CNN Money reports the good news that the bull market isn’t over just yet: “Dow soars 432 points. The bull market’s not over yet.” So says Fake News CNN. However, personally I’m still thinking the advance that began in March 2009, ten years ago is getting pretty long in the tooth.
Take this news from General Electric. It’s not enough GE in the past year was removed from the Dow Jones, where it’s been since horses pulled taxis down Wall Street, a time when high-tech was steam-powered locomotives; in the past year its dividend has been cut from $0.24 to $0.01. That plus now in October 2018 the SEC and Justice Department are conducting investigations into GE’s accounting.

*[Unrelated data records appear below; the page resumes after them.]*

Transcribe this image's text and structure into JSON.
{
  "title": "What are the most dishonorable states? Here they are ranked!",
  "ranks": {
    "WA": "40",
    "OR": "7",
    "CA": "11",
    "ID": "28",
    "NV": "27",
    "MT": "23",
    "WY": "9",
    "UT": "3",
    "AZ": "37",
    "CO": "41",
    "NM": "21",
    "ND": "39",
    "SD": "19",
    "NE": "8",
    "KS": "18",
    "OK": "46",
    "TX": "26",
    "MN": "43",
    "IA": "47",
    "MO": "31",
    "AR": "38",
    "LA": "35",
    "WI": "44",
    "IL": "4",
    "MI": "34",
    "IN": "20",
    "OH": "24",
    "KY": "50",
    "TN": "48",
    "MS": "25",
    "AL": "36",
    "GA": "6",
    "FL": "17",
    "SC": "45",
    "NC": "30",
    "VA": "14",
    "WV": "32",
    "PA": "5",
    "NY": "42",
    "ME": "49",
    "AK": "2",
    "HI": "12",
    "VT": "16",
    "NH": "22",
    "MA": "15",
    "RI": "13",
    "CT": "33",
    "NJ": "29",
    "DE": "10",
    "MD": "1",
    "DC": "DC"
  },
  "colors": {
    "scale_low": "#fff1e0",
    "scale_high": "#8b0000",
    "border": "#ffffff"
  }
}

I’m no accountant. But I’m not ignorant of the ways basic economics affect human beings, including people with degrees in business.
How many times have you heard promotors of real estate advise people to buy now while mortgage rates “are still cheap?” I’m sure quite a few times in the past decades, as real estate prices for the most part have done nothing but go up.
In a world where money is no longer gold or silver, but whatever that engine-of-inflation the Federal Reserve says it is, finance (not price), the old: “can we afford the monthly payments” has become all. And like prospective working-class homeowners, GE and you can bet many other famous American corporations over the past ten years have taken on acquisitions not because the deals were actually good, but because the money from the Federal Reserve was so cheap they simply couldn’t say no if they wanted to “grow” and stay competitive.
Well, who could have guessed this was to happen; interest rates are now rising, and the underlying asset purchased with this debt is deflating. The following chart of a US Treasury bond provides us with maybe an imperfect example, but I believe a valid one as many corporate assets have been collateralized in their M&A (Mergers & Acquisitions) activities.
I imagine GE management’s situation is something like this: they’re trapped like rats holding assets they paid too much for, assets that have done nothing but lose money, assets they now can’t sell.
And sell to who? The entire global-corporate structure in November 2018 is now dangerously overleveraged. In the coming year corporations are going to discover how scheduled payment of the debts they’ve taken on these past ten years is getting harder all the time. And with rates and bond yields rising; everything is becoming “too expensive” fast, even as collateral valuations deflate.
GE’s management must have attempted to hide the details of their self-inflicted wounds in their accounting, which ultimately led to investigations by the SEC and DOJ. So who’s next is the question in my mind. Watching to see which blue-chip company wants to drastically cut their dividend, as GE did in November 2017 seems to be key in knowing who’s in trouble.
After all, for a corporation to cut their dividend payout, even to nothing only upsets their shareholders. However, failure to make even a single coupon payment to their bondholders is in fact declaring the corporation is bankrupt. So keeping an eye on reductions in dividend payouts will prove to be key in identifying exactly who is having cash flow problems in the near-term future.
Currently the Dow Jones is paying out a record dividend, and since October 2010 it just goes up and up. It will be interesting seeing how much longer this can continue. During the Great Depression Crash dividend payments from the Dow Jones were reduced by 77.5%.